The federal government’s energy bureaucracy spent two years pretending that California’s inept energy deregulation was the sole reason for the state’s costly power crisis. But the growing mountain of evidence that Enron Corp. and other companies disrupted energy markets to pick billions of dollars from Californians’ pockets finally could not be ignored.
In a meeting today, the Federal Energy Regulatory Commission can help repair some of the damage done when dramatically inflated energy prices bankrupted the state’s largest electric utility, triggered widespread blackouts and forced state government to pay for electricity while Washington turned away. Since then, investigators have shown that energy suppliers apparently colluded to raise prices by, for instance, arbitrarily closing electric plants for “maintenance” and slowing delivery of natural gas.
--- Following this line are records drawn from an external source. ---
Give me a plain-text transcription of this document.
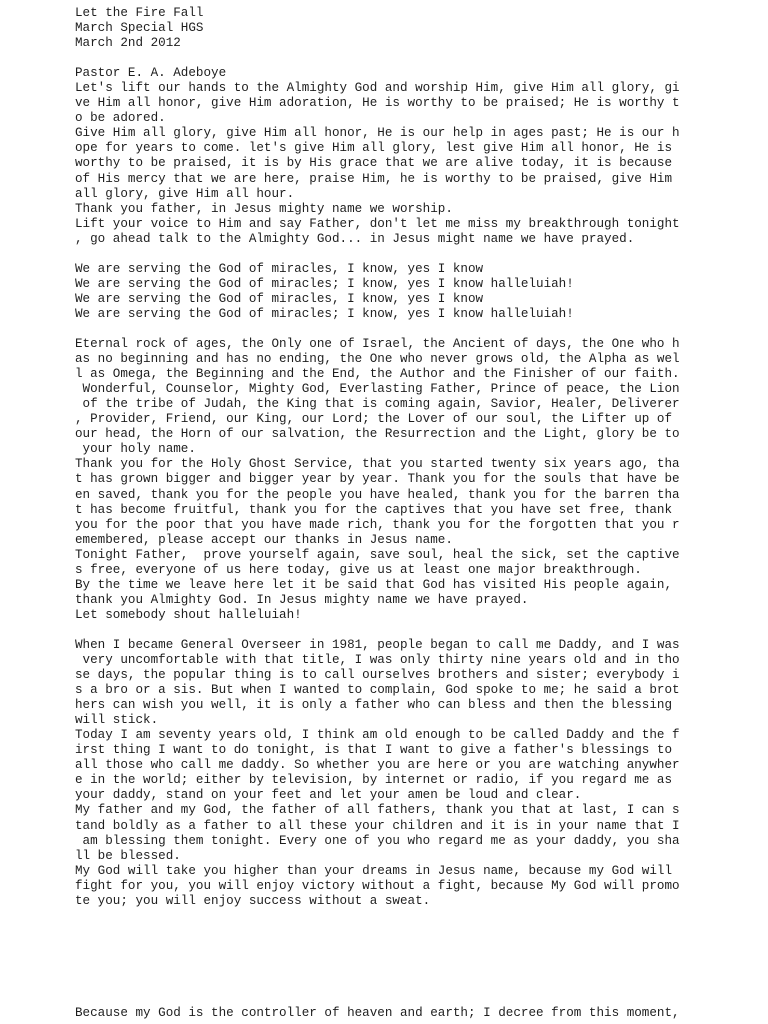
Let the Fire Fall
March Special HGS
March 2nd 2012
Pastor E. A. Adeboye
Let's lift our hands to the Almighty God and worship Him, give Him all glory, gi
ve Him all honor, give Him adoration, He is worthy to be praised; He is worthy t
o be adored.
Give Him all glory, give Him all honor, He is our help in ages past; He is our h
ope for years to come. let's give Him all glory, lest give Him all honor, He is
worthy to be praised, it is by His grace that we are alive today, it is because
of His mercy that we are here, praise Him, he is worthy to be praised, give Him
all glory, give Him all hour.
Thank you father, in Jesus mighty name we worship.
Lift your voice to Him and say Father, don't let me miss my breakthrough tonight
, go ahead talk to the Almighty God... in Jesus might name we have prayed.
We are serving the God of miracles, I know, yes I know
We are serving the God of miracles; I know, yes I know halleluiah!
We are serving the God of miracles, I know, yes I know
We are serving the God of miracles; I know, yes I know halleluiah!
Eternal rock of ages, the Only one of Israel, the Ancient of days, the One who h
as no beginning and has no ending, the One who never grows old, the Alpha as wel
l as Omega, the Beginning and the End, the Author and the Finisher of our faith.
Wonderful, Counselor, Mighty God, Everlasting Father, Prince of peace, the Lion
of the tribe of Judah, the King that is coming again, Savior, Healer, Deliverer
, Provider, Friend, our King, our Lord; the Lover of our soul, the Lifter up of
our head, the Horn of our salvation, the Resurrection and the Light, glory be to
your holy name.
Thank you for the Holy Ghost Service, that you started twenty six years ago, tha
t has grown bigger and bigger year by year. Thank you for the souls that have be
en saved, thank you for the people you have healed, thank you for the barren tha
t has become fruitful, thank you for the captives that you have set free, thank
you for the poor that you have made rich, thank you for the forgotten that you r
emembered, please accept our thanks in Jesus name.
Tonight Father,  prove yourself again, save soul, heal the sick, set the captive
s free, everyone of us here today, give us at least one major breakthrough.
By the time we leave here let it be said that God has visited His people again,
thank you Almighty God. In Jesus mighty name we have prayed.
Let somebody shout halleluiah!
When I became General Overseer in 1981, people began to call me Daddy, and I was
very uncomfortable with that title, I was only thirty nine years old and in tho
se days, the popular thing is to call ourselves brothers and sister; everybody i
s a bro or a sis. But when I wanted to complain, God spoke to me; he said a brot
hers can wish you well, it is only a father who can bless and then the blessing
will stick.
Today I am seventy years old, I think am old enough to be called Daddy and the f
irst thing I want to do tonight, is that I want to give a father's blessings to
all those who call me daddy. So whether you are here or you are watching anywher
e in the world; either by television, by internet or radio, if you regard me as
your daddy, stand on your feet and let your amen be loud and clear.
My father and my God, the father of all fathers, thank you that at last, I can s
tand boldly as a father to all these your children and it is in your name that I
am blessing them tonight. Every one of you who regard me as your daddy, you sha
ll be blessed.
My God will take you higher than your dreams in Jesus name, because my God will
fight for you, you will enjoy victory without a fight, because My God will promo
te you; you will enjoy success without a sweat.
Because my God is the controller of heaven and earth; I decree from this moment,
The federal regulators, slow to admit that manipulation, not market forces, caused much of the problem, want to get this mess behind them. California Public Utilities Commission President Michael Peevey has described today’s meeting as an acid test of whether the regulators can stand up to the ferocious lobbying of energy companies, power traders, municipal utilities and others that want to avoid more liability for the huge sums owed Californians.
Federal regulators initially laughed off Gov. Gray Davis’ description of energy traders as “gougers” and “pirates.” Now, with boxes of evidence in hand and billions already paid out by natural gas suppliers in legal settlements, commissioners must right the agency’s past failures, under different leadership, to protect consumers.
Much of the evidence of manipulation is public, but thousands of pages of documents that California submitted as proof of chicanery are still sealed. The commission should open them. Truth should be accompanied by dollars. Specifically, the commission should order companies to refund illicit energy overcharges to utility customers. The state’s figure of $8.9 billion is reasonable. The companies must also be required to renegotiate or cancel about $20 billion in long-term, high-cost energy contracts signed at the height of the crisis. The commission’s final report should describe in detail what Enron and the others did during the crisis.
Any less will send the message that what happened in California was business as usual and that the rest of the country remains fair game for an unreformed energy industry.